March Madness: Judge Peck Issues New TAR Opinion

College playoff basketball isn’t the only hot topic this month — so, too, is the matter of using technology-assisted review (TAR). U.S. Magistrate Judge Andrew Peck’s recent order in Rio Tinto Plc v. Vale S.A., allowing the respective parties’ stipulation for using TAR for discovery, has generated a great deal of buzz in the legal world.

Judge Peck began his opinion by drawing upon his earlier one in Da Silva Moore v. Publicis Groupe & MSL Grp., in which he concluded that TAR is an “available tool and should be seriously considered for use in large-data-volume cases where it may save the producing party (or both parties) significant amounts of legal fees in document review.” He goes on to assert that Da Silva Moore case law is now black letter law, “that where the producing party wants to utilize TAR for document review, courts will permit it.”

The esteemed judge on many e-Discovery topics addressed the transparency necessary with regard to the seed sets.
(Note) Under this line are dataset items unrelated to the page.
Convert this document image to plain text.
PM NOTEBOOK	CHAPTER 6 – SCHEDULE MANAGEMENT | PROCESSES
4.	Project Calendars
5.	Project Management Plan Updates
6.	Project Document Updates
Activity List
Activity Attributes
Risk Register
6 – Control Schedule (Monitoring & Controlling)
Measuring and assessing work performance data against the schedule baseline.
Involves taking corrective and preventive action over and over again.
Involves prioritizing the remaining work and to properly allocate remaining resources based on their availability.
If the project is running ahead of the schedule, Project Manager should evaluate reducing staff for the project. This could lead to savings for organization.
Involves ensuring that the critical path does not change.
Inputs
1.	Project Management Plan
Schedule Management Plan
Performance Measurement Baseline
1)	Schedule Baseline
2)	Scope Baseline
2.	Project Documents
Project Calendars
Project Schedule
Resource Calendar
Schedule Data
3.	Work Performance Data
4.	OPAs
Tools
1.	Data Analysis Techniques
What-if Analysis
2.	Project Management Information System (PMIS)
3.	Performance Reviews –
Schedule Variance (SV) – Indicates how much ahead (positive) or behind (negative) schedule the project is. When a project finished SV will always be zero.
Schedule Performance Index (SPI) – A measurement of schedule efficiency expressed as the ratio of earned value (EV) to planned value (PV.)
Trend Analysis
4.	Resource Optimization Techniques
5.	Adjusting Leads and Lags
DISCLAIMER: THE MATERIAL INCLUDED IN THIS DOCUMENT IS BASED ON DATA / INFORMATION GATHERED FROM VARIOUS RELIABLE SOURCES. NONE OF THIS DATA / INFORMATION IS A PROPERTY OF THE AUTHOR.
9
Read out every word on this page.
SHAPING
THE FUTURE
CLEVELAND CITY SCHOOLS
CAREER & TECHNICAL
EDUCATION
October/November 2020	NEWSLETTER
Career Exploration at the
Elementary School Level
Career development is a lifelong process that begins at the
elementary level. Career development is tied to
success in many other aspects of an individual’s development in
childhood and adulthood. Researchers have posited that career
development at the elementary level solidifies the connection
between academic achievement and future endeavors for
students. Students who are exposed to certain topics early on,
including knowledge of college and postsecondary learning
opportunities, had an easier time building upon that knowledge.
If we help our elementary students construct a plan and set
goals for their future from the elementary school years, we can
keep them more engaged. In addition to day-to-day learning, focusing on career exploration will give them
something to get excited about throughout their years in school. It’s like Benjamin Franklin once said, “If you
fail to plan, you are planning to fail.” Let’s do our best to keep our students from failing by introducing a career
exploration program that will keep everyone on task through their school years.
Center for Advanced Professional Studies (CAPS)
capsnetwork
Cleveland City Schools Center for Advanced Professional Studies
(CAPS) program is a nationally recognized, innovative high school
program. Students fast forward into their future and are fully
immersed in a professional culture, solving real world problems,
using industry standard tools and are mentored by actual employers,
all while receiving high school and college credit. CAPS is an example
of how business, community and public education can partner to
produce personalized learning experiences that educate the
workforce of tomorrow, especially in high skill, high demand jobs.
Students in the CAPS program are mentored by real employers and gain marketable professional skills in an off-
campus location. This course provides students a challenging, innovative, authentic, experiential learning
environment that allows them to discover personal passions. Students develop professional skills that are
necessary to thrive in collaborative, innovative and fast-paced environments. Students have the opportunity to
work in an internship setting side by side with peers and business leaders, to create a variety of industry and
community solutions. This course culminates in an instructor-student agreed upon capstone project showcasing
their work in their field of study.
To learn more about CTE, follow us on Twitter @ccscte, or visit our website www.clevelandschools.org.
In Da Silva Moore, he highly recommended transparency. In Rio Tinto, while Judge Peck generally believes in cooperation, he also believes that “requesting parties can insure that training and review was done appropriately by other means, such as statistical estimation of recall at the conclusion of the review as well as by whether there are gaps in the production, and quality control review of samples from the documents categorized as non-responsive.” Therefore, he declines to rule on seed set transparency for the case at hand.

“The Court, however, need not rule on the need for seed set transparency in this case because the parties agreed to a protocol that discloses all non-privileged in the control sets.”

Of particular note by Judge Peck is that “it is inappropriate to hold TAR to a higher standard than keywords or manual review.” By doing so can discourage parties from using TAR “for fear of spending more in motion practice than the savings” associated with the method.

Finally, he affirms that he has written this opinion in response to the interest within the e-Discovery community about TAR cases and protocols. And what an opinion it is. Nothing but net, some would say.